Глава 10. Дом у реки
Ямнинов поднялся затемно, но, пока добрался до города и нашел Ибрагимовы владения в переплетении переулков за базаром, утро было уже в полном разгаре.
— Я к Ибрагиму, — сказал он охраннику. — Ибрагим-ака дома? Скажите, Коля, сосед его по Водоканалу…
Ибрагим — человек до крайности занятой, и Ямнинов не очень-то рассчитывал, что он его так вот, прямо спозаранку, примет. Однако через несколько минут дверь отворилась, и охранник, щедро увешанный средствами ближнего боя, самым дефицитным из которых был двадцатизарядный пистолет Стечкина, неприветливо приказал ему проходить.
— О, Коля-чон! — сказал Ибрагим. — Заходи, дорогой, садись!
— Да я на минутку, — ответил Ямнинов, неловко озираясь. — Извини, что так рано.
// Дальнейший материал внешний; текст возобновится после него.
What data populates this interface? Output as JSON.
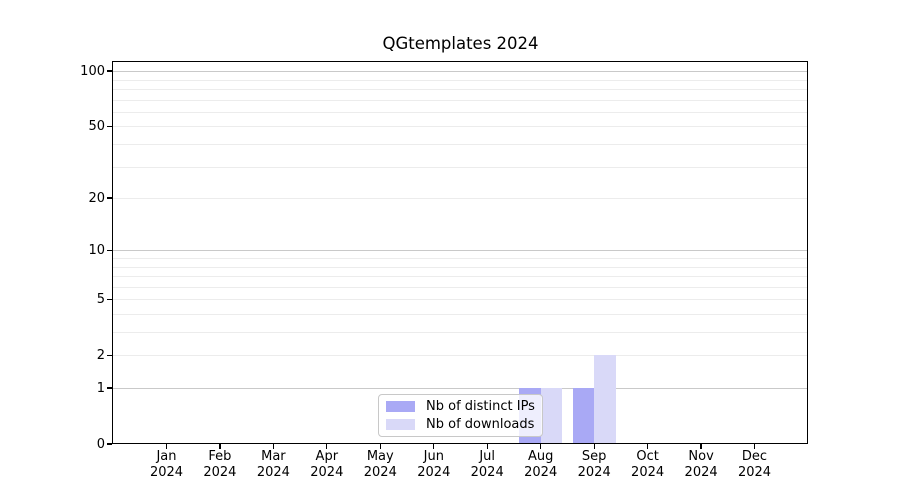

Мне два слова сказать…
С обеих сторон огромного двора стояло по большому двухэтажному дому. Одуряюще пахли розы. Над зеленоватой водой бетонированного хауза чиркали ласточки.
— Э, разве для настоящего труженика это рано! Садись, садись! Бача, якта чойнак бьер!
— Да не надо чаю, я на минутку…
— Ладно, какой разговор! — радушествовал Ибрагим.
Он сидел на кате, застеленном толстым слоем одеял. Перед ним стоял низенький столик — сандали, на столике — несколько пиал и тарелочка со сладостями.
— Хороший день, — сказал Ямнинов. — Будет жарко. Слишком жарко для мая. Нет, в мае не должно быть такой жары. Боюсь, еще похолодает. Дожди пойдут — и похолодает.
— Да, да, слишком, слишком тепло, — соглашался Ибрагим, кивая. — Непременно, непременно похолодает… Но ничего, потеплеет снова. Лето идет… Как на участках? Все в порядке?
— Как сказать, — уклончиво отвечал Ямнинов. — Твои работают, я заходил вчера. В подвале плитку клали. Хороший дом у тебя будет, Ибрагим. Очень хороший. Большой.
— Да, большой… мне маленький нельзя, — вздохнул Ибрагим.
Когда-то они учились в одном классе. Ибрагим был вечным двоечником, едва тянулся. Ямнинов ему давал списывать на контрольных. С тех пор прошло много лет, время разнесло их по разным руслам. Ямнинов не знал, в чем причины нынешнего богатства и влияния Ибрагима, да и не хотел знать. Несколько раз жизнь прижимала его всерьез, и тогда Ибрагим помогал ему бескорыстно — правда, взять с Ямнинова по его меркам было нечего. Другой бы уж и забыл, что когда-то за одной партой сидели. По ерунде Ямнинов его не теребил — знал, что это дорогого стоит.